Exact comparison of investment between regions is not very straightforward, as different metrics are used by data sources to collate these figures.
For example, Partech’s VC investment data for Africa considered African companies that raised above $200,000 in each round. And there are still unresolved questions about what counts as an African company; basing its definition on where a company has most users and makes most of its revenue, Partech included the $250 million raised by Zipline, the US drone delivery startup that operates in Rwanda, Ghana, and Nigeria.
That said, Africa still had a very good fundraising year. Even with Zipline (and other companies like Tala, and Zepz) removed from the 2021 data, VC investment growth in Africa last year would amount to 215% which is more than the figure for any other region.
Growth-stage deals had the lion’s share in Africa
More than half of the 681 deals Partech recorded were for investments between $200,000 and $5 million. This funding category is often for seed stage startups that are more or less figuring out their product roadmap. Investment into startups at this stage was a little over $600 million in total.
But last year really belonged to scale-up companies. There were 21 deals over $50 million with a combined value of nearly $3 billion.
Strong year-on-year growth at every check size underlines the perception in Africa that more investors are keen to get into the startup arena whether at early or growth stages.
That sentiment has gained more momentum this year with some US-based firms making their first investments into African startups. In January, Andreessen Horowitz invested in South African gaming platform Carry1st. This month, General Atlantic led a $40 million round in Nigerian health insurance company Reliance Health.
2019 beat 2021 on one benchmark
Africa has more VC-backed startups today than ever before with big investors—from Jeff Bezos to Serena Williams—having at least one African startup in their portfolio. But the size of the average investment deal in 2021 was only higher than 2018’s figure, despite the unprecedented flood of $100 million checks.
It calls attention to the need for more investment across different stages of the startup spectrum, and in sectors outside of fintech which, like previous years, received the most investor dollars (63% of the $5.2 billion) despite accounting for only a third of the deal volume in 2021.
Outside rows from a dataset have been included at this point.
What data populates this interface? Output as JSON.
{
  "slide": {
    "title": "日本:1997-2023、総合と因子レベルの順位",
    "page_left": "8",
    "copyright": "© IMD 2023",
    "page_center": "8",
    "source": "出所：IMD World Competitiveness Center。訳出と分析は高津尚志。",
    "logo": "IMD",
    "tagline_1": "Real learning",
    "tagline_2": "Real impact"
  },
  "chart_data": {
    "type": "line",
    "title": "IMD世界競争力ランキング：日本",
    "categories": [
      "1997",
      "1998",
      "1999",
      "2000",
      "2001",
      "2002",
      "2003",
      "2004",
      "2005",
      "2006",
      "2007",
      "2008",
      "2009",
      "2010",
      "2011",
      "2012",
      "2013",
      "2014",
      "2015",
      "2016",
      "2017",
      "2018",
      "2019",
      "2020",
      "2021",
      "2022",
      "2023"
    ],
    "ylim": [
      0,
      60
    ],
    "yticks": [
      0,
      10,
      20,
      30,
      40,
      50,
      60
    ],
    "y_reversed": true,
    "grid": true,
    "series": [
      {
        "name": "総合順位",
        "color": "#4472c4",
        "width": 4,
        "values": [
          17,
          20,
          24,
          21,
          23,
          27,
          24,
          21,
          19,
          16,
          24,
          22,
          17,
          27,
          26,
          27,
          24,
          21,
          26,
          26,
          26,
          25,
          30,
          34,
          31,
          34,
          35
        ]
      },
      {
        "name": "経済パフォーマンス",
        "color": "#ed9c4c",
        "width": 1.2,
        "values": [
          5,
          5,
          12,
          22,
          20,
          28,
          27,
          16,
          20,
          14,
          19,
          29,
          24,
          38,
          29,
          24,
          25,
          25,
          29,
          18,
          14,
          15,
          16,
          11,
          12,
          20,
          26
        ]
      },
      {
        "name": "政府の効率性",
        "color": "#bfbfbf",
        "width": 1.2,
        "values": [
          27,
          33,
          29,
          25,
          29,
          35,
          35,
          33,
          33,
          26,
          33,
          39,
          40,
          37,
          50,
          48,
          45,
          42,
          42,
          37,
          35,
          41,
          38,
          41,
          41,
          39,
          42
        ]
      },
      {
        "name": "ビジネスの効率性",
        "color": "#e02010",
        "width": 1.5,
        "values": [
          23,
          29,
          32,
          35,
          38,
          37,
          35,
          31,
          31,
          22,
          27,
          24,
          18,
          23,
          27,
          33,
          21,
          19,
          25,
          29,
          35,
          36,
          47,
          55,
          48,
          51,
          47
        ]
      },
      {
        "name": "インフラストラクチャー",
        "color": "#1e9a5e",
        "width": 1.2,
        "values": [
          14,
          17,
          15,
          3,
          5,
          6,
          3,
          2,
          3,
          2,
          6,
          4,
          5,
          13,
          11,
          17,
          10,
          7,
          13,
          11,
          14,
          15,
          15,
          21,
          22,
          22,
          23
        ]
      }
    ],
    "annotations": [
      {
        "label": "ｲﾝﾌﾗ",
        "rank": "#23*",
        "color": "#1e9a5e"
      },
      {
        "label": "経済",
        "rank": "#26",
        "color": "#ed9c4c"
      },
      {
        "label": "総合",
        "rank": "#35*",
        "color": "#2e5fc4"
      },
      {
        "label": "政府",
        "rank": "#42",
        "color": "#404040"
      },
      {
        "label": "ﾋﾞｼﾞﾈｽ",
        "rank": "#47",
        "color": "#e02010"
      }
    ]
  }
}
Last year’s funding blitz stirred chatter about a possible bubble. “Some Nigerian investors worry that the excitement is overdone,” The Economist declared in July, sparking rebuttals and counter-rebuttals.
Fears of a bubble are veiled questions about the value being created by the funded startups. And those questions should be asked, exploring “the actual returns for investors and founders, the impact on local economies,” as the Partech report notes. More so as 2022 could be another record year seeing as Tiger Global, the US firm known for its aggressive pace, has already closed three deals in the first six weeks.